Ultimately, a wine producer's decision to participate in Vinitaly depends on several factors. However, most producers I spoke with said they wouldn't miss being a part of it.
“I've had a booth at the fair since 1981," says Giovanni Manetti, owner of Fontodi wine estate and President of the Chianti Classico consortium. “After each Vinitaly, you analyze what you did and who you met, and for me, the results are always positive.”

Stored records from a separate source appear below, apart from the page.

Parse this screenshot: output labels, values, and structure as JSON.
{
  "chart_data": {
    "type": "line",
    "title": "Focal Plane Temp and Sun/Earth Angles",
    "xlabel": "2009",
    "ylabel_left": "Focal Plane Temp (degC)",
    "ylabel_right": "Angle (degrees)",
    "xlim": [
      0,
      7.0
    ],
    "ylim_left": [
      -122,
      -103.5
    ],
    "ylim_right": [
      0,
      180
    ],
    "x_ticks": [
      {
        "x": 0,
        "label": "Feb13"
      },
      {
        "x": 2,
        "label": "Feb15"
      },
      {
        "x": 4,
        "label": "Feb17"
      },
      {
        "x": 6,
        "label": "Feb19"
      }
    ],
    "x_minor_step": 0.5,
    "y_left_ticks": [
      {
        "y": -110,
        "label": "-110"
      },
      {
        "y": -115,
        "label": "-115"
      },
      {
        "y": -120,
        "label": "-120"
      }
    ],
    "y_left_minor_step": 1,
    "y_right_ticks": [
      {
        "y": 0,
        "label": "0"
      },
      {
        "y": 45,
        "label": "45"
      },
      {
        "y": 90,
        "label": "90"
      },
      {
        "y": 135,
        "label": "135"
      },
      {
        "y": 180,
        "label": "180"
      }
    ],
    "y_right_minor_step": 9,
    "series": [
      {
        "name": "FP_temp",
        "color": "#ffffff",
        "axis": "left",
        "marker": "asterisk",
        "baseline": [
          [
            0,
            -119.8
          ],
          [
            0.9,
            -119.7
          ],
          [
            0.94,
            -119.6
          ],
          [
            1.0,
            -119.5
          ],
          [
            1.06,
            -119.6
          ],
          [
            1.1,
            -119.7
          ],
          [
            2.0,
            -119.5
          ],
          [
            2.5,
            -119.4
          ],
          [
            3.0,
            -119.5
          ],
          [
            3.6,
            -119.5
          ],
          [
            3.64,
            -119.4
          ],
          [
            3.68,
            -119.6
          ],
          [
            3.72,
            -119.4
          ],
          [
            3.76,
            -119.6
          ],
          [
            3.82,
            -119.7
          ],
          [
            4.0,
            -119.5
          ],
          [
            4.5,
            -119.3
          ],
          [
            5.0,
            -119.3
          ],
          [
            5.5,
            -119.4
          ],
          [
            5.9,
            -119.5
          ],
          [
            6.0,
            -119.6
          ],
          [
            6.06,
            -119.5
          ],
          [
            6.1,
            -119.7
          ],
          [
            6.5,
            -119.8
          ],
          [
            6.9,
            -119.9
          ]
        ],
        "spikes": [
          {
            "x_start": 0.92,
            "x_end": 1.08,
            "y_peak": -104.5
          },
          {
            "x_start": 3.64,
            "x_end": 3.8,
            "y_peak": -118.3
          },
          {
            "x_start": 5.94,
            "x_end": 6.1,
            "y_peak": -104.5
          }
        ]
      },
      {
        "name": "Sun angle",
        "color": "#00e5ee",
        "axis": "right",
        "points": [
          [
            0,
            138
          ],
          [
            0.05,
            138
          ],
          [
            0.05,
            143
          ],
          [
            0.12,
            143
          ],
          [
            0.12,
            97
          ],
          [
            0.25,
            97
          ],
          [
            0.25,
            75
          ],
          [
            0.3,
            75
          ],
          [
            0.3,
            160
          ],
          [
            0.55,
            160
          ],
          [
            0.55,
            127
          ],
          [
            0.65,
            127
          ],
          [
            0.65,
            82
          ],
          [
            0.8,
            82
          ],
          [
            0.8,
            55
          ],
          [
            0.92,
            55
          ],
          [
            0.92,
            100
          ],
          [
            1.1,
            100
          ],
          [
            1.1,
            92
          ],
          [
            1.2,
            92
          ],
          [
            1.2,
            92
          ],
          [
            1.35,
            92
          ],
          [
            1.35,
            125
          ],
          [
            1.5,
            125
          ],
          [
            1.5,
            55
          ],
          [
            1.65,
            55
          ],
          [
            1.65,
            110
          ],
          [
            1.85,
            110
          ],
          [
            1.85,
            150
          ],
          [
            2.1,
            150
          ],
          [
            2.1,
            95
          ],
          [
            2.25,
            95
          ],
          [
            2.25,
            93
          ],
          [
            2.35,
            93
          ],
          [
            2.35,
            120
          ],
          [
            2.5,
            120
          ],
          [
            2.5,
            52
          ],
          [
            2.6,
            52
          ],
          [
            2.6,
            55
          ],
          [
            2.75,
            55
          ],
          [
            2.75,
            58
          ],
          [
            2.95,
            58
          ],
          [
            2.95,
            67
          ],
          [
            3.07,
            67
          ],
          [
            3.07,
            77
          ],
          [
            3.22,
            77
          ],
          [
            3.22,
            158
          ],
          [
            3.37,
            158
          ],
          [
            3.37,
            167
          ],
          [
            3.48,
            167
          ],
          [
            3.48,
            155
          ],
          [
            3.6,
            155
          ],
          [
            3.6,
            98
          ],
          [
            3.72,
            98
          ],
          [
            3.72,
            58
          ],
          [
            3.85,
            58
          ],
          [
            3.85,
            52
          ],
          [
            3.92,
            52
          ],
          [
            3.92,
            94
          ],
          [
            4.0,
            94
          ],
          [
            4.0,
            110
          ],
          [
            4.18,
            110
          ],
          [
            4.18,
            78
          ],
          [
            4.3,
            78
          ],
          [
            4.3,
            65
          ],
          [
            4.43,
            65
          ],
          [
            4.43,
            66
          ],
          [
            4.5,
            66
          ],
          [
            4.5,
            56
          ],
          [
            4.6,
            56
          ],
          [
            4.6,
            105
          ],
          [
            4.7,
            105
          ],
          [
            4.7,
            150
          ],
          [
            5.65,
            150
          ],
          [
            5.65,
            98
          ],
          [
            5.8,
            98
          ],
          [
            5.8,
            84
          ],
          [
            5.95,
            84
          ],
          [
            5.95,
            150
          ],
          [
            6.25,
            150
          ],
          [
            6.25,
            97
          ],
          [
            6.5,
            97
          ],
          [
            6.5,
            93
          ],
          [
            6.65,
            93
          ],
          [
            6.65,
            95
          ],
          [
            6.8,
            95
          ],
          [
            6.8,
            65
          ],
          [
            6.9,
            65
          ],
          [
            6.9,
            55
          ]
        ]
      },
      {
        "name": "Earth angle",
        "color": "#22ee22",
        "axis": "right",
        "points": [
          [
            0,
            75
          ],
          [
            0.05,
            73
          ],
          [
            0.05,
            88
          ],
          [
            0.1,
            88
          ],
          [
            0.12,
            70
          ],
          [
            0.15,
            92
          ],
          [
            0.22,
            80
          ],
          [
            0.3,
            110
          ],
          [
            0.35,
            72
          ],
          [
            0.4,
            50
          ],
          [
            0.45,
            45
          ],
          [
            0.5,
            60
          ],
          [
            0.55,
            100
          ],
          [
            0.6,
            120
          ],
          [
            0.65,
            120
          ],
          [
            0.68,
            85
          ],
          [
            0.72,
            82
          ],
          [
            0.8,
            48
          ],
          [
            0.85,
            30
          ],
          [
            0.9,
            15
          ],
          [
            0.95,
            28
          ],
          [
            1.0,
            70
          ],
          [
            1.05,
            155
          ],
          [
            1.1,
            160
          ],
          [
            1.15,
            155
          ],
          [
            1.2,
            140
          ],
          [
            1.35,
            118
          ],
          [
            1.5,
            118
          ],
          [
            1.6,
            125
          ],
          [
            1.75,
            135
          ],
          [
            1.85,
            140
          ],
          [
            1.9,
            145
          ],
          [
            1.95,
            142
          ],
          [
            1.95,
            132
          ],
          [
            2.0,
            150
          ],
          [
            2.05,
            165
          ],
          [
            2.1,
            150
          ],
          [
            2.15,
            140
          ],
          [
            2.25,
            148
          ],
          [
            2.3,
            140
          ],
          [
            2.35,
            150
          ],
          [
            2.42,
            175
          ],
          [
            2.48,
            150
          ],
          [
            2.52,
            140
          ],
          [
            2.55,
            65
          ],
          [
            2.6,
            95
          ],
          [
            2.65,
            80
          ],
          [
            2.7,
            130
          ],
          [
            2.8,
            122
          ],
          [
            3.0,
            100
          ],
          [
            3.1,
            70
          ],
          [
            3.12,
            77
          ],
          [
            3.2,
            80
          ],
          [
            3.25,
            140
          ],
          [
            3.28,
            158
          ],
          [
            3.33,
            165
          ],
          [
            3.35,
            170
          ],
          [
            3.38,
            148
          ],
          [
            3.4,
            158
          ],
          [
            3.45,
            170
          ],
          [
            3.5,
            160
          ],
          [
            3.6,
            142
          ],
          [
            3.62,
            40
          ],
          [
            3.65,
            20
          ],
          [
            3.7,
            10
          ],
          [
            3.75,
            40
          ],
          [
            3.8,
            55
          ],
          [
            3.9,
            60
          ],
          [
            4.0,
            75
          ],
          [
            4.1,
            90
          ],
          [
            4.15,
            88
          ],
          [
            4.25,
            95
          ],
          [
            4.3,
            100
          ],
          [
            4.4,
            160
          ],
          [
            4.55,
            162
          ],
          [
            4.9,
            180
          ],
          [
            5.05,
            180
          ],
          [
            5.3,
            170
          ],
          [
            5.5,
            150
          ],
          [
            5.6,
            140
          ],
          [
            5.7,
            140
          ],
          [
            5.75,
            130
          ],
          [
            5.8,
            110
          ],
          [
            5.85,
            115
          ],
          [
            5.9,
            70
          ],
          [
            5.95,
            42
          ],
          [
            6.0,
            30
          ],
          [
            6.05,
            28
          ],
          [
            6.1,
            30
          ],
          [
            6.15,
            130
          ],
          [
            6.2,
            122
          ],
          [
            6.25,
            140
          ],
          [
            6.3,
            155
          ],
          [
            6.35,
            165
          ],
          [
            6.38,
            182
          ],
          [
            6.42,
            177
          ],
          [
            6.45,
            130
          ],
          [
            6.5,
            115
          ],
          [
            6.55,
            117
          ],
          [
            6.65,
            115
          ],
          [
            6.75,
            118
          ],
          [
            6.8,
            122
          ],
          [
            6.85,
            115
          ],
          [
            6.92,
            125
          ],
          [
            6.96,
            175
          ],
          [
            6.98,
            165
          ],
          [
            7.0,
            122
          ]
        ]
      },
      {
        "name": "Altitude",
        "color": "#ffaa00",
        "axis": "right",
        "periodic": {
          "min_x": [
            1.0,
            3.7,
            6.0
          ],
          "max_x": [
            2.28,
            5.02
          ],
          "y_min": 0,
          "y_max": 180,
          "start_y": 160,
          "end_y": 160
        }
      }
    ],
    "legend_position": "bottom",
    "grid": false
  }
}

Discussing the event's management, Manetti praises Veronafiere for addressing producers' concerns, saying that in 2023, there were noticeable improvements. “Before the pandemic, people were saying it was too crowded," he says, “and too many complimentary tickets were being given away to people who aren't in the wine trade. But in this edition, I am seeing people from the wine business–restaurants, shops, and journalists. There's more space and time to spend with buyers.”
Vinitaly is a great celebration of Italian wine," says Manetti, “and it’s very good for business. Even if producers decide to leave Vinitaly, sooner or later, they come back.”